Statistical analyses
Continuous variables were compared using parametric or nonparametric methods, as appropriate, for paired (paired Student t-tests or Wilcoxon matched-pairs signed rank tests) or unpaired (Student t-tests or Mann-Whitney tests) data. Qualitative variables were also compared using parametric or nonparametric methods, as appropriate, for paired (McNemar tests or Fisher tests) or unpaired (X² tests or Fisher tests) data. Kaplan Meier curves were used to visualize the differences in survival between the ARI-ICU and control populations with log rank estimates; whether a patient was lost to follow-up, died or survived was specified every six months. Hazard ratios (HRs) and the 95% CIs for primary outcomes were computed using Cox modelling of the matched population.
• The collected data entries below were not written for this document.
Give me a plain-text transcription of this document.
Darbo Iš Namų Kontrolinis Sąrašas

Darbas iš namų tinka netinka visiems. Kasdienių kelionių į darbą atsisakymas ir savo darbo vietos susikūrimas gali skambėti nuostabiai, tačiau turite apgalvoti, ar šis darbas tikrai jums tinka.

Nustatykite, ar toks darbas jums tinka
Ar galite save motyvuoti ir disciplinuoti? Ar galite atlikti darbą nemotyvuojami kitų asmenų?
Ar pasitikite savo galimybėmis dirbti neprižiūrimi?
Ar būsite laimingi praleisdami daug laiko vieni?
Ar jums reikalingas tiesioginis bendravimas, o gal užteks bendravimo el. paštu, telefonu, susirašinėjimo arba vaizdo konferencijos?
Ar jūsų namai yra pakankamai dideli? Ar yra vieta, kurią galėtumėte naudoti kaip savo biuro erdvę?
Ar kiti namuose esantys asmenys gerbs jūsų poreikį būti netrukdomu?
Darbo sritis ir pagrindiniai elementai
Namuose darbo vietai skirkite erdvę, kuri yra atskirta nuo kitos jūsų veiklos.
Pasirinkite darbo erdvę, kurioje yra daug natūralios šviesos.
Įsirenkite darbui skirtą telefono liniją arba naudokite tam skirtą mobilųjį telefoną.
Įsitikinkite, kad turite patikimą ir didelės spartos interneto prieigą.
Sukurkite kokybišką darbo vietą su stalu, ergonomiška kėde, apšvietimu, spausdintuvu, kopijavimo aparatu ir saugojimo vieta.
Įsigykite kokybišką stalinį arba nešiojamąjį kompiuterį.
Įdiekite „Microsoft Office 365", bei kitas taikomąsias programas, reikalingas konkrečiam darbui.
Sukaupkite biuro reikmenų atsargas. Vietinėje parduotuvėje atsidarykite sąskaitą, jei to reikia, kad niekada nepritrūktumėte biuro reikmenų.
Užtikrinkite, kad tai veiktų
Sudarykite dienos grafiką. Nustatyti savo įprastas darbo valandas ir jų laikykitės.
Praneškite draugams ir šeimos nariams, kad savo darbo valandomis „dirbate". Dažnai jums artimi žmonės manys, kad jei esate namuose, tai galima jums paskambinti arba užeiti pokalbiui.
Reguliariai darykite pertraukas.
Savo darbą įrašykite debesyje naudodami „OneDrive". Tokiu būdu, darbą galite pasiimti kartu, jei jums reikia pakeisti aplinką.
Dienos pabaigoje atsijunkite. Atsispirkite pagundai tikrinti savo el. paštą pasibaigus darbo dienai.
P values were 2-tailed, and values less than .05 were considered significant. Relative risks of death between the two matched groups were assessed at one, two and four years after hospitalisation. Statistical analyses were carried out using R software [15] version 3.1, and matching procedures were performed using the MatchIt package [16], version 2.4-21. Hazard ratios were determined using the survival package [17, 18].